Expression of microRNA Predicts Cardiovascular Events in Patients with Stable Coronary Artery Disease

Background New biomarkers are warranted to identify patients with coronary artery disease (CAD) at high risk of recurrent cardiovascular events. It has been reported that the expression of microRNAs (miRs) may influence the development of CAD. Objectives We aimed to investigate whether the expression of selected candidate miRs is a predictor of cardiovascular events in a cohort of stable CAD patients.Methods We performed a single-center prospective study of 749 stable CAD patients with a median follow-up of 2.8 years. We investigated the expression of nine candidate miRs and their relation to cardiovascular events in this cohort. The primary endpoint was the composite of nonfatal myocardial infarction (MI), stent thrombosis (ST), ischemic stroke, and cardiovascular death. The composite of nonfatal MI and ST was analyzed as a secondary endpoint.
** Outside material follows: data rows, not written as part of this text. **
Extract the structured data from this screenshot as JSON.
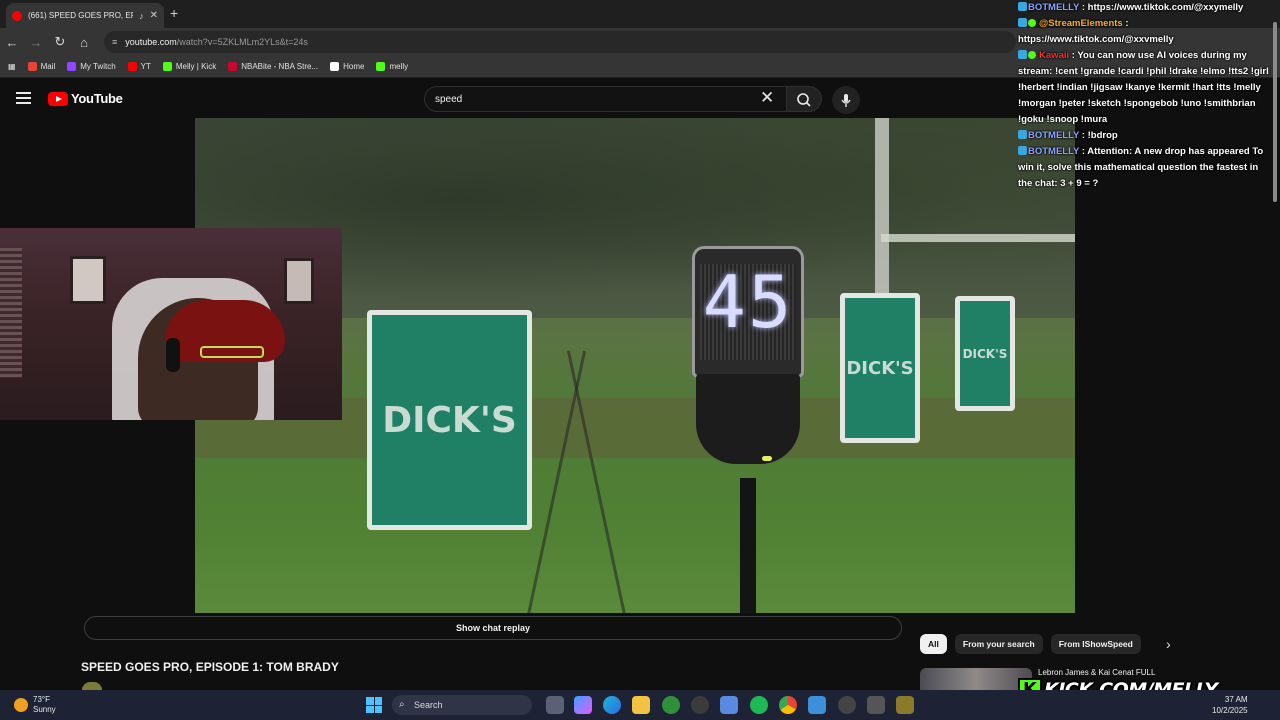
{
  "browser": {
    "tab_title": "(661) SPEED GOES PRO, EP",
    "url_host": "youtube.com",
    "url_path": "/watch?v=5ZKLMLm2YLs&t=24s",
    "bookmarks": [
      {
        "label": "Mail",
        "color": "#ea4335"
      },
      {
        "label": "My Twitch",
        "color": "#9146ff"
      },
      {
        "label": "YT",
        "color": "#ff0000"
      },
      {
        "label": "Melly | Kick",
        "color": "#53fc18"
      },
      {
        "label": "NBABite - NBA Stre...",
        "color": "#c9082a"
      },
      {
        "label": "Home",
        "color": "#ffffff"
      },
      {
        "label": "melly",
        "color": "#53fc18"
      }
    ]
  },
  "youtube": {
    "logo_text": "YouTube",
    "search_value": "speed",
    "show_chat_replay": "Show chat replay",
    "video_title": "SPEED GOES PRO, EPISODE 1: TOM BRADY",
    "chips": [
      "All",
      "From your search",
      "From IShowSpeed"
    ],
    "related_title": "Lebron James & Kai Cenat FULL"
  },
  "video_scene": {
    "display_number": "45",
    "sign_text": "DICK'S"
  },
  "chat": {
    "messages": [
      {
        "user": "BOTMELLY",
        "text": ": https://www.tiktok.com/@xxymelly",
        "user_color": "#8ea0ff"
      },
      {
        "user": "@StreamElements",
        "text": ": https://www.tiktok.com/@xxvmelly",
        "user_color": "#ffb020"
      },
      {
        "user": "Kawaii",
        "text": ": You can now use AI voices during my stream: !cent !grande !cardi !phil !drake !elmo !tts2 !girl !herbert !indian !jigsaw !kanye !kermit !hart !tts !melly !morgan !peter !sketch !spongebob !uno !smithbrian !goku !snoop !mura",
        "user_color": "#ff2a2a"
      },
      {
        "user": "BOTMELLY",
        "text": ": !bdrop",
        "user_color": "#8ea0ff"
      },
      {
        "user": "BOTMELLY",
        "text": ": Attention: A new drop has appeared To win it, solve this mathematical question the fastest in the chat: 3 + 9 = ?",
        "user_color": "#8ea0ff"
      }
    ]
  },
  "watermark": {
    "k": "K",
    "text": "KICK.COM/MELLY"
  },
  "taskbar": {
    "temp": "73°F",
    "condition": "Sunny",
    "search_label": "Search",
    "time": "37 AM",
    "date": "10/2/2025"
  }
}
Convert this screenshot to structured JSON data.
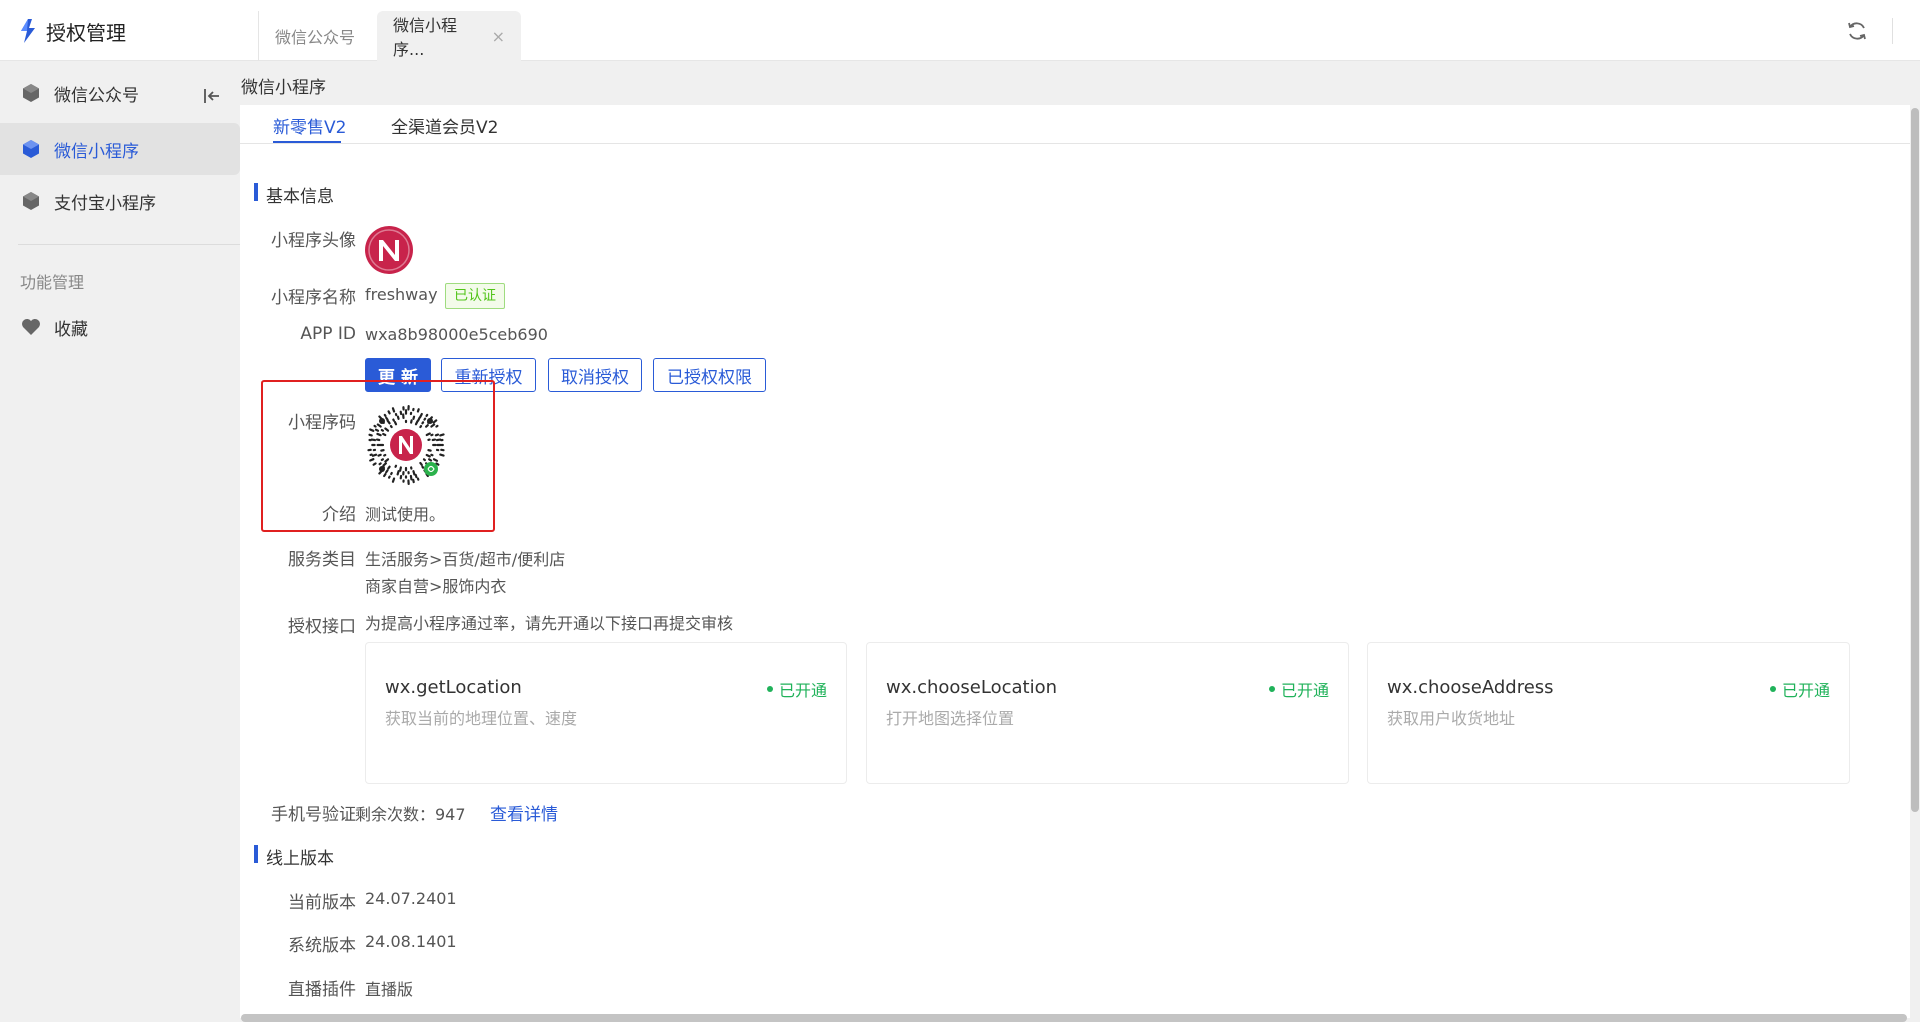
{
  "app": {
    "title": "授权管理",
    "brand_color": "#2a5bd7"
  },
  "top_tabs": [
    {
      "label": "微信公众号",
      "active": false
    },
    {
      "label": "微信小程序...",
      "active": true,
      "close": "×"
    }
  ],
  "sidebar": {
    "items": [
      {
        "label": "微信公众号"
      },
      {
        "label": "微信小程序"
      },
      {
        "label": "支付宝小程序"
      }
    ],
    "group_label": "功能管理",
    "favorites_label": "收藏"
  },
  "breadcrumb": "微信小程序",
  "sub_tabs": [
    {
      "label": "新零售V2",
      "active": true
    },
    {
      "label": "全渠道会员V2",
      "active": false
    }
  ],
  "basic_info": {
    "title": "基本信息",
    "avatar_label": "小程序头像",
    "name_label": "小程序名称",
    "name_value": "freshway",
    "verified_badge": "已认证",
    "appid_label": "APP ID",
    "appid_value": "wxa8b98000e5ceb690",
    "buttons": {
      "refresh": "更 新",
      "reauthorize": "重新授权",
      "cancel_auth": "取消授权",
      "authorized_perms": "已授权权限"
    },
    "qrcode_label": "小程序码",
    "intro_label": "介绍",
    "intro_value": "测试使用。",
    "category_label": "服务类目",
    "category_values": [
      "生活服务>百货/超市/便利店",
      "商家自营>服饰内衣"
    ],
    "api_label": "授权接口",
    "api_hint": "为提高小程序通过率，请先开通以下接口再提交审核",
    "apis": [
      {
        "name": "wx.getLocation",
        "desc": "获取当前的地理位置、速度",
        "status": "已开通"
      },
      {
        "name": "wx.chooseLocation",
        "desc": "打开地图选择位置",
        "status": "已开通"
      },
      {
        "name": "wx.chooseAddress",
        "desc": "获取用户收货地址",
        "status": "已开通"
      }
    ],
    "phone_label": "手机号验证",
    "phone_value": "剩余次数：947",
    "phone_link": "查看详情"
  },
  "online_version": {
    "title": "线上版本",
    "current_label": "当前版本",
    "current_value": "24.07.2401",
    "system_label": "系统版本",
    "system_value": "24.08.1401",
    "live_label": "直播插件",
    "live_value": "直播版"
  },
  "colors": {
    "success": "#20b25a",
    "highlight": "#e02020",
    "badge_green": "#52c41a"
  }
}
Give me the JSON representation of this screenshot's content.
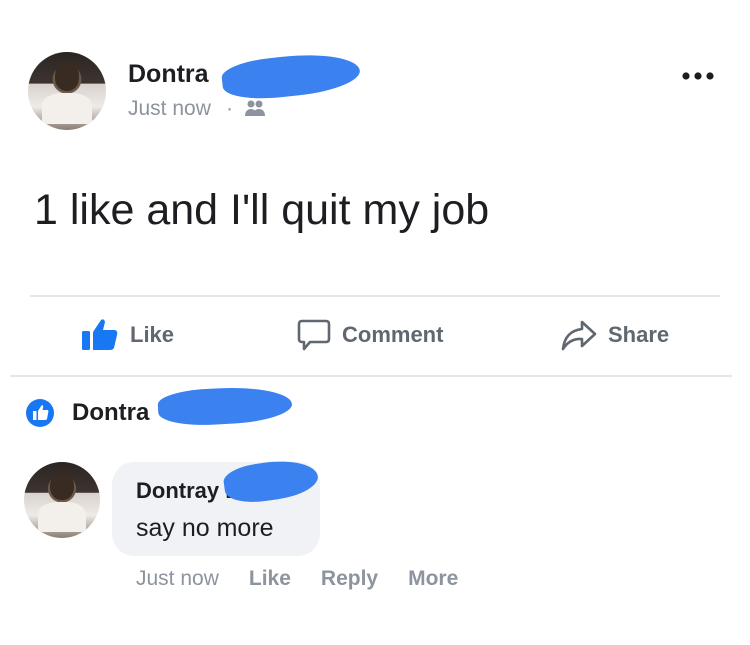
{
  "post": {
    "author": "Dontra",
    "timestamp": "Just now",
    "audience_icon": "friends-icon",
    "menu_icon": "more-dots-icon",
    "text": "1 like and I'll quit my job"
  },
  "actions": {
    "like_label": "Like",
    "comment_label": "Comment",
    "share_label": "Share"
  },
  "reactions": {
    "liked_by": "Dontra",
    "icon": "like-badge-icon"
  },
  "comment": {
    "author": "Dontray L",
    "text": "say no more",
    "timestamp": "Just now",
    "like_label": "Like",
    "reply_label": "Reply",
    "more_label": "More"
  },
  "colors": {
    "facebook_blue": "#1877f2",
    "scribble_blue": "#3b82f0"
  }
}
Furthermore, nonfatal MI, ST, ischemic stroke, and all-cause mortality were analyzed as individual endpoints.Results Employing receiver operating characteristic curves, it was shown that compared with traditional cardiovascular risk factors alone, combining the expression of miR-223-3p with existing traditional cardiovascular risk factors increased the predictive value of ST (area under the curve: 0.88 vs. 0.77, p = 0.04), the primary composite endpoint (0.65 vs. 0.61, p = 0.049), and the secondary endpoint of the composite of nonfatal MI and ST (0.68 vs. 0.62, p = 0.04).Conclusions Among patients with CAD, adding miR-223-3p expression to traditional cardiovascular risk factors may improve prediction of cardiovascular events, particularly ST. Clinical trials confirming these findings are warranted.

Automated summary

This study aimed to investigate whether the expression of selected candidate miRNAs can predict cardiovascular events in stable CAD patients. Among 749 patients, adding miR-223-3p expression to traditional cardiovascular risk factors improved the predictive value of ST, the primary composite endpoint, and the secondary endpoint of the composite of nonfatal MI and ST. Clinical trials are needed to confirm these findings.